No way. He wasn’t adding another UV light. Soon enough the DEA would be knocking down the door to bust him for growing illegal substances, as he had too many lights going now. Either that or the neighbors were convinced he had a deep-seated fear of the dark. The lights matched his night-shift schedule: on all night, off in the morning. With his work schedule changing to days, he’d have to change the plants’ schedule, too. His mother preferred consistency, but it was the best he could do to keep everything alive. In another time, she’d concentrated on her family with the same meticulous consideration. Now her devotion belonged to her plants and the nursery she’d built in her backyard. Not that he wanted her fawning over him as if he was one of her struggling plants. “I’ll make it work.”

She smiled and pulled up another photograph. “The orchid has taken to the new food mixture. There’s happiness in the blooms now.”

But not in his mother. He hadn’t seen real joy in his mother in over five years, long before his brother’s unexpected death. He remembered the lightness in her laughter and happiness on her face when his father would come home and dance her to her seat at the dinner table every night. He’d even witnessed the same dance, the steps slower and more cautious, when he’d returned home from college, months before cancer stole his father and dimmed his mother’s light. Still there’d been moments after the grief had settled and the memories no longer stung. Then came Trent, when love had proved to be a poor antidote to his brother’s inner turmoil and anguish and nothing had slowed his downward spiral. Then not even Wyatt could reignite any sort of happiness in his mother.

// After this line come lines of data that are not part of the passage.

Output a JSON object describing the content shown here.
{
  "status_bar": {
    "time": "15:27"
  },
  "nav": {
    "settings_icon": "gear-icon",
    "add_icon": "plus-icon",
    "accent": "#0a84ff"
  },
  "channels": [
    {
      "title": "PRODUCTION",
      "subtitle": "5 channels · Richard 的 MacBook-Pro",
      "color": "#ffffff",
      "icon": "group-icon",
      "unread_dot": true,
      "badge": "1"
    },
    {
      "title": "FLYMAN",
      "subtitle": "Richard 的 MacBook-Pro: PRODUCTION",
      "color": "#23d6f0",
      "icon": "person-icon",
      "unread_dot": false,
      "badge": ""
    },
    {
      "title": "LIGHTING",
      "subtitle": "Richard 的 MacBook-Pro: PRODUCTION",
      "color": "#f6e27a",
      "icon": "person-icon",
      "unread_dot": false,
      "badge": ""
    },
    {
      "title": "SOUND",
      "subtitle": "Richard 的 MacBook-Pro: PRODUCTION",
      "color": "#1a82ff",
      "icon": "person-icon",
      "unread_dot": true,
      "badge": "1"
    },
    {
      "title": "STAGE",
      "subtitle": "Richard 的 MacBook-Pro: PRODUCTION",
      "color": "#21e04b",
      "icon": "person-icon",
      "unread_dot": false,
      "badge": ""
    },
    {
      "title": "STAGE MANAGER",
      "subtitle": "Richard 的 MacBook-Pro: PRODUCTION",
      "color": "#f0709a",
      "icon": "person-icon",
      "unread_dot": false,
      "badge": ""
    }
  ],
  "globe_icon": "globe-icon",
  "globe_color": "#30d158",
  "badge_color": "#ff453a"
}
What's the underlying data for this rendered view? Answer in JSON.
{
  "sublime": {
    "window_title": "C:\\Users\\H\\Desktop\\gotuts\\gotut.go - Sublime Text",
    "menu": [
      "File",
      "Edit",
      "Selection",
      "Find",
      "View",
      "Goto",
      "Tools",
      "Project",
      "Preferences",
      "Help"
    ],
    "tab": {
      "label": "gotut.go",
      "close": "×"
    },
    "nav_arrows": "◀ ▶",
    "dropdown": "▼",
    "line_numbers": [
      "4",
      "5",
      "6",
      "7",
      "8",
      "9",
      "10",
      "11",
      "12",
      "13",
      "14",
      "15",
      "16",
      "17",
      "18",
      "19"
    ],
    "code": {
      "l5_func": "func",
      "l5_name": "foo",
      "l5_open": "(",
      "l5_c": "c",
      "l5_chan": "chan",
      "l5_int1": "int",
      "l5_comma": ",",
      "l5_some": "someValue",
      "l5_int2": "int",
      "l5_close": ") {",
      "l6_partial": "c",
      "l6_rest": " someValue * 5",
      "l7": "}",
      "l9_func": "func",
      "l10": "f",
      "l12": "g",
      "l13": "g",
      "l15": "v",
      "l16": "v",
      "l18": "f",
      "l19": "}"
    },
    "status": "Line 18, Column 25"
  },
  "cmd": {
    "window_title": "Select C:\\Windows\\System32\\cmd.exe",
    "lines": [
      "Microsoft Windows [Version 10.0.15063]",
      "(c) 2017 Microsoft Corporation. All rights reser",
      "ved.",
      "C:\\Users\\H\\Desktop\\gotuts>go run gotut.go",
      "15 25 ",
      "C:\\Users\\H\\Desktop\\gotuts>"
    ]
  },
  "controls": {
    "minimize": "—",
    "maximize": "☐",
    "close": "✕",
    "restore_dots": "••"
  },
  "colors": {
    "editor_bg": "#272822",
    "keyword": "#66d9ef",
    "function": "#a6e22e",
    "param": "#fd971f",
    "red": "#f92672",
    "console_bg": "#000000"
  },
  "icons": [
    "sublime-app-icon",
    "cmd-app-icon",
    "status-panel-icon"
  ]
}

He cracked his knuckles. The pop realigned his bones and his focus. He hadn’t slammed the door to Mia’s room, but he could slam the door on memory lane and lock it.

Besides, he needed his mother to concentrate on her recovery and talk about her living situation after room 326 on the transitional care floor at Bay Water Medical. After her discharge, all of his mother’s love could return to her flowers. He only cared that she was safe when she left the hospital. That was his duty as her son. He had her love as a child, that was enough. Something scraped across his insides like a dull razor, leaving deep gouges in its wake. He rubbed his chest and discarded the phantom ache. “Your neighbor in the Craftsman brought over his cactus last night. It’s dead.”